Many oppose this act, and think that individuals who choose that route are selfishly ridding the world of themselves – similar to the way that suicide is often perceived. Some believe that it means that those individuals lack faith and will to fight. I have yet to figure out how I feel about this situation, other than being at peace with the fact that those individuals are at peace. It’s a decision they knowingly make. Sometimes families are so loving that they don’t want to let the ones closest to them pass on. This is the reason why some patients are on life-support for long periods of time. It’s the miraculous “maybe” that becomes troubling.

Maynard was young and excited about life, like many of us are. Of course she didn’t expect that diagnosis to happen on the turn of a new year. Who would? Everyone has a different threshold for pain, and each family handles situations according to their personal moral compasses. Maynard and her family came to the consensus that choosing her “poison” – so to speak – would be more beneficial that her living a life of suffering.

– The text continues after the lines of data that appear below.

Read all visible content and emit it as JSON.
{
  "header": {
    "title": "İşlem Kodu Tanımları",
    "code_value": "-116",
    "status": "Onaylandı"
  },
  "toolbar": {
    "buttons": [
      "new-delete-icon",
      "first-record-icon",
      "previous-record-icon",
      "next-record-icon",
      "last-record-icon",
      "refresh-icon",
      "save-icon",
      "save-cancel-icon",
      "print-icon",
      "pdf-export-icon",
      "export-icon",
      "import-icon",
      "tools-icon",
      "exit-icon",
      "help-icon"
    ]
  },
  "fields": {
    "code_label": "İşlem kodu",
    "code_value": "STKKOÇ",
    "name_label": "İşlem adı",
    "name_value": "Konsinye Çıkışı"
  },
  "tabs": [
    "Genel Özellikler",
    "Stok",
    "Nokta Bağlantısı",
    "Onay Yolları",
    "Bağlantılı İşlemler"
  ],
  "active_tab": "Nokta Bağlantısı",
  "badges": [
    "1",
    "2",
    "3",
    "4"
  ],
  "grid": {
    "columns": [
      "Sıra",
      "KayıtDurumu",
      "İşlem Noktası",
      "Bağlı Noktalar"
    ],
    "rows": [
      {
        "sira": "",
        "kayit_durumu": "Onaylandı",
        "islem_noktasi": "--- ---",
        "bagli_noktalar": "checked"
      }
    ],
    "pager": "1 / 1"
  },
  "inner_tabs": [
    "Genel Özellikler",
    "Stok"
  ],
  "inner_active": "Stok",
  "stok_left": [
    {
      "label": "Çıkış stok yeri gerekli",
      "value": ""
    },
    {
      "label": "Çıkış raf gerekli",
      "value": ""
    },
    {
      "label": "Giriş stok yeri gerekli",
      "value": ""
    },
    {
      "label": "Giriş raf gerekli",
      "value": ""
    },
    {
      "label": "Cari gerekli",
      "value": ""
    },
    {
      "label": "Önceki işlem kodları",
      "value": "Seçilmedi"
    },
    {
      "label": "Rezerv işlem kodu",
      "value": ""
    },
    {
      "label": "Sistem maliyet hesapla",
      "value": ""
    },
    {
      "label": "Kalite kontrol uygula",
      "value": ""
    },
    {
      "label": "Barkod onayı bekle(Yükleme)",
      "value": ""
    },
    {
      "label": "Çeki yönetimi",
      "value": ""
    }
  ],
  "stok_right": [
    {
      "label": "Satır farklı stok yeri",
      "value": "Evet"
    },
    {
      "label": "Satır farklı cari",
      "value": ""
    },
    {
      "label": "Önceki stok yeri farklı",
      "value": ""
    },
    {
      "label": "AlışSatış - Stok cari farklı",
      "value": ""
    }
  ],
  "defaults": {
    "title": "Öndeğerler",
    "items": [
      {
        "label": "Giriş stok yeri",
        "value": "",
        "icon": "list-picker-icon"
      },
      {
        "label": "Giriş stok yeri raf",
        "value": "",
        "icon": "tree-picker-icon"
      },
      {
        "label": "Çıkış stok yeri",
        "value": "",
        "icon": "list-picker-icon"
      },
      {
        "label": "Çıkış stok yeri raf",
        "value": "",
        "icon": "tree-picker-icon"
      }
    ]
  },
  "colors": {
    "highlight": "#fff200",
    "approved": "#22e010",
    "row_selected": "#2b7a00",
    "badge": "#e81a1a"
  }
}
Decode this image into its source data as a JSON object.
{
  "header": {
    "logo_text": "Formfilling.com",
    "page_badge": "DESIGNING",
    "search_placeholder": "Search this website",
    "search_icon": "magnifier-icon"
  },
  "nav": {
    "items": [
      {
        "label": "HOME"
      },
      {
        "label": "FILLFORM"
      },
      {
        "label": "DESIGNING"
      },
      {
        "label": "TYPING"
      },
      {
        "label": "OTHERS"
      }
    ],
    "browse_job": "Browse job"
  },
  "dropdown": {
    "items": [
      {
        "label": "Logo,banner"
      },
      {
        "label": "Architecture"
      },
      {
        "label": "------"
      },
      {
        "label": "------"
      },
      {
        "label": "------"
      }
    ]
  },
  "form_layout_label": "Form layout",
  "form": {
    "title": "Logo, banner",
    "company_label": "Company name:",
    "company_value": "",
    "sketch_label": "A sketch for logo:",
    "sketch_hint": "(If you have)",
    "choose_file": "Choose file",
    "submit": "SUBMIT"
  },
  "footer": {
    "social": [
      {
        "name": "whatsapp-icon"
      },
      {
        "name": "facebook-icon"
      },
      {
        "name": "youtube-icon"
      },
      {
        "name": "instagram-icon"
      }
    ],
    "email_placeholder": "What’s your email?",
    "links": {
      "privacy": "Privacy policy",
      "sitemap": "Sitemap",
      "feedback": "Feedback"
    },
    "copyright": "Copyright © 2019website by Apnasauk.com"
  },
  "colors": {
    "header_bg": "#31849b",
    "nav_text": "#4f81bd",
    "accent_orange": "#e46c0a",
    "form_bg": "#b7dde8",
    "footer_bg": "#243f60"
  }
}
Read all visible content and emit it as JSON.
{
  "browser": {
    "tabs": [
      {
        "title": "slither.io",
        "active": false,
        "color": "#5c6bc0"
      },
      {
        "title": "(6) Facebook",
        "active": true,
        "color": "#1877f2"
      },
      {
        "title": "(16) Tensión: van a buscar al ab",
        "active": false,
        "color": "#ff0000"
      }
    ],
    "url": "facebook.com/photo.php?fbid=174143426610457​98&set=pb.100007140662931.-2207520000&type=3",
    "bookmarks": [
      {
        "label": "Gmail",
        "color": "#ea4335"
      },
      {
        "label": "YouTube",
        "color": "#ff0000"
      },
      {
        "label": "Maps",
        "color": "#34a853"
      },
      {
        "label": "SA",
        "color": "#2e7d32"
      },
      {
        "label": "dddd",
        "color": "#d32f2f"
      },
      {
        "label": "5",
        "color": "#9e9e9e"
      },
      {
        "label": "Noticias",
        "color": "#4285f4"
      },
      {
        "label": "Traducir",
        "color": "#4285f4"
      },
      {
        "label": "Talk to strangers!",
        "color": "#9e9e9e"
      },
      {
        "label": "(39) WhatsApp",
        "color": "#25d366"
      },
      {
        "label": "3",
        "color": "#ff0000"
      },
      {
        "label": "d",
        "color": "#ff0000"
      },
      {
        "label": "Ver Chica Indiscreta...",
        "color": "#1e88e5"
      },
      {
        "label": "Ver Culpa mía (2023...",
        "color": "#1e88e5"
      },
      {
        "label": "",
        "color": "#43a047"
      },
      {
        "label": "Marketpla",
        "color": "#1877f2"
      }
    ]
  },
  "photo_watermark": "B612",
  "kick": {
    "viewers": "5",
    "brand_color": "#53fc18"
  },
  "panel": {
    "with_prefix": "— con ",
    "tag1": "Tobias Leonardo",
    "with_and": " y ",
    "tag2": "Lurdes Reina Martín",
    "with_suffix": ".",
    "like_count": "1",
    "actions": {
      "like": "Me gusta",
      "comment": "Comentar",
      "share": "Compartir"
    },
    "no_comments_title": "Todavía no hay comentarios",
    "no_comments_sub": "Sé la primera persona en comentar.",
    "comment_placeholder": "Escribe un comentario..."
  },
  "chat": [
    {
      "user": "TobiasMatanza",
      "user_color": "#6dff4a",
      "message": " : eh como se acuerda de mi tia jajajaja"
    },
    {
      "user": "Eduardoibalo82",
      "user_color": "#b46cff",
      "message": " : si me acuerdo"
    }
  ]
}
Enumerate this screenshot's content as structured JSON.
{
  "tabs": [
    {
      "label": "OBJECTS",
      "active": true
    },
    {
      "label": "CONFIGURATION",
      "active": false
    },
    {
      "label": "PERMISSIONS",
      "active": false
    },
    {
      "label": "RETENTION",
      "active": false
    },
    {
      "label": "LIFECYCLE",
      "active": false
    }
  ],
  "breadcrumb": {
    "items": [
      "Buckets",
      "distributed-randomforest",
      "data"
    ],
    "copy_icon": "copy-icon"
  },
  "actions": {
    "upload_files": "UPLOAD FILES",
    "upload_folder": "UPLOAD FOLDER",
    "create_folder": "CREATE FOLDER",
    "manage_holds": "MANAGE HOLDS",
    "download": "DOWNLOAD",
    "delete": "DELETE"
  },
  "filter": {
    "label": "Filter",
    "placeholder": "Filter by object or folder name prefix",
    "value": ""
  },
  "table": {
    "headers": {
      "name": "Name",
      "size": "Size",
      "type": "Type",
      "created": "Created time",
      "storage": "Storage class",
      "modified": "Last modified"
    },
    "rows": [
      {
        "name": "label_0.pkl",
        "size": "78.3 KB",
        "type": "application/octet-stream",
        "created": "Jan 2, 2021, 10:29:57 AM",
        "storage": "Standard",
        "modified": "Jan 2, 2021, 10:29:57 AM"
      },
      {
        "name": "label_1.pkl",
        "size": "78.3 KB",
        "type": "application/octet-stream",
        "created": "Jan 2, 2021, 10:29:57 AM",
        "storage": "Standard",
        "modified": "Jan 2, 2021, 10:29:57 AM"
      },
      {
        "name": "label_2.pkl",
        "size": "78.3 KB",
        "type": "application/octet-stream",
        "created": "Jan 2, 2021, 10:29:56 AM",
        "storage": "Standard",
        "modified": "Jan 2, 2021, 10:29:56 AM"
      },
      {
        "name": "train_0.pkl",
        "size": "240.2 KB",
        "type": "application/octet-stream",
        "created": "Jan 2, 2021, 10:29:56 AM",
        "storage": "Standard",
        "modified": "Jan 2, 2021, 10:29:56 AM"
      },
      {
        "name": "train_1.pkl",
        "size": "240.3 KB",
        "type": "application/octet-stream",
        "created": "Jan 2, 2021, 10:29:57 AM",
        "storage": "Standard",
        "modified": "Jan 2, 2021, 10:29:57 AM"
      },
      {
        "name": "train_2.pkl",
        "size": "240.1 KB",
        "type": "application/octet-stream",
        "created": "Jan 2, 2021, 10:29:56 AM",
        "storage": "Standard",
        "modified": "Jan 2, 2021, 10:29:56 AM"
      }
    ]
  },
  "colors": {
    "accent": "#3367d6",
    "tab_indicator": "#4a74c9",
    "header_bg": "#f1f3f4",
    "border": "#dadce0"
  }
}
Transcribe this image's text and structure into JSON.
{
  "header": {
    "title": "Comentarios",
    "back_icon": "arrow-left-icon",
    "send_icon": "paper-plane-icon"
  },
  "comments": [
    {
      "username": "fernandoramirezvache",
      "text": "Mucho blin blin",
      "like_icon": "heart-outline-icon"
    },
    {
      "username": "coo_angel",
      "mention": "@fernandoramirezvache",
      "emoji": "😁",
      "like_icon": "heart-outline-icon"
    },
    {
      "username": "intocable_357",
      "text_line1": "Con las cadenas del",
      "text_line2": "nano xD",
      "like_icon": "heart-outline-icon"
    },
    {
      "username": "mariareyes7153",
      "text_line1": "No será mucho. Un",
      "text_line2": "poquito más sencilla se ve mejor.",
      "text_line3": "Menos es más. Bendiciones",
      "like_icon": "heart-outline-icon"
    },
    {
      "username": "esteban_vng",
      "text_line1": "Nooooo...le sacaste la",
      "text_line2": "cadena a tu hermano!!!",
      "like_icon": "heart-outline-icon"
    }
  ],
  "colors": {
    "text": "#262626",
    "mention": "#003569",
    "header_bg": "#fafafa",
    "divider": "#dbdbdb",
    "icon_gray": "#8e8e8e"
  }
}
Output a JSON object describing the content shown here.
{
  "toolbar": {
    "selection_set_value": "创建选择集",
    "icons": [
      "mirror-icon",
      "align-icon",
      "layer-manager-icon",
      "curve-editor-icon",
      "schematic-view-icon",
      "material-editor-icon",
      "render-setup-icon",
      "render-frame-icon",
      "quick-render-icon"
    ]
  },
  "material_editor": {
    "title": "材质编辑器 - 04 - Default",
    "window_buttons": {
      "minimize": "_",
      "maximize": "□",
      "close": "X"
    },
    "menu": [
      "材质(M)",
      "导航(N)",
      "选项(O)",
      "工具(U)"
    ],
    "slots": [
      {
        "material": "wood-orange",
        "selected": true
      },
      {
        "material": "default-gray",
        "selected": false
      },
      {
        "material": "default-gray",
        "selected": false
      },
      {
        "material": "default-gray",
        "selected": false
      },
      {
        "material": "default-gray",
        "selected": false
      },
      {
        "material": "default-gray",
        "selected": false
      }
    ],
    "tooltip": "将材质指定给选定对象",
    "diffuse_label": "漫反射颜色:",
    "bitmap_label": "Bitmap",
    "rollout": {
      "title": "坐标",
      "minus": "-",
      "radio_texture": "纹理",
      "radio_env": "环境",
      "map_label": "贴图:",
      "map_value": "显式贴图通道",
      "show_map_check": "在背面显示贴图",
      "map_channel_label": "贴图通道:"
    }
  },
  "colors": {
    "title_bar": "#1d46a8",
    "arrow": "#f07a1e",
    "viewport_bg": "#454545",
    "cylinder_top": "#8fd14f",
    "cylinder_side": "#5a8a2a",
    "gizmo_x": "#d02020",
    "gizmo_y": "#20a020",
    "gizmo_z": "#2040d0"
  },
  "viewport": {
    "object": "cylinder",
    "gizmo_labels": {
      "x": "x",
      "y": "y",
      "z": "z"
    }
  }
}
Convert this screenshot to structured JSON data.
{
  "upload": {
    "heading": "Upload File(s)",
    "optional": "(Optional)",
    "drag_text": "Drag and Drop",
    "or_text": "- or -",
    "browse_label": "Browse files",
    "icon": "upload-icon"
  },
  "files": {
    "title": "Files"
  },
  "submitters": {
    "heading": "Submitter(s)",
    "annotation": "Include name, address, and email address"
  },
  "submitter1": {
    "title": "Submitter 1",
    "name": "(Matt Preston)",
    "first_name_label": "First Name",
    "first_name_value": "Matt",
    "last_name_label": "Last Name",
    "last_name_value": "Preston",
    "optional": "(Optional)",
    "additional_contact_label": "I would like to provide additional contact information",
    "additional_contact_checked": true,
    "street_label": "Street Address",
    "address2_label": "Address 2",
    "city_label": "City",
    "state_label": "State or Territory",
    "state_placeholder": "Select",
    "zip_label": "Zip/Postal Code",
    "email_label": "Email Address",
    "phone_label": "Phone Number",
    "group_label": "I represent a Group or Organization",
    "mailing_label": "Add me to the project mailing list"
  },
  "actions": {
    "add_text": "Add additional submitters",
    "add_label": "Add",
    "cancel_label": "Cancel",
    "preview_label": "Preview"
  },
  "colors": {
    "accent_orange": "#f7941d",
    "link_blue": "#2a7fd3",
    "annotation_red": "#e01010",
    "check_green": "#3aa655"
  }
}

Getting used to living a life with people, and then the chance of having to laugh, argue, feel pain, and learn lessons and then experience in their absence can be a troublesome realization. So simply asking a question of “Do you think that’s right?” or “What would you do?” does not take into consideration the multiple facets that a decision like this is dependent on.

It’s okay to be unsure of what seems to be yielding of a direct, unwavering answer. Ponder and figure it out on your own time. In the meanwhile, play in the rain, go on swings, build snow angels, and finish checking off items on your bucket list. Brittany Maynard did. The things that unexpectedly occur are often the ones that seem to have the most profound effects in our lives.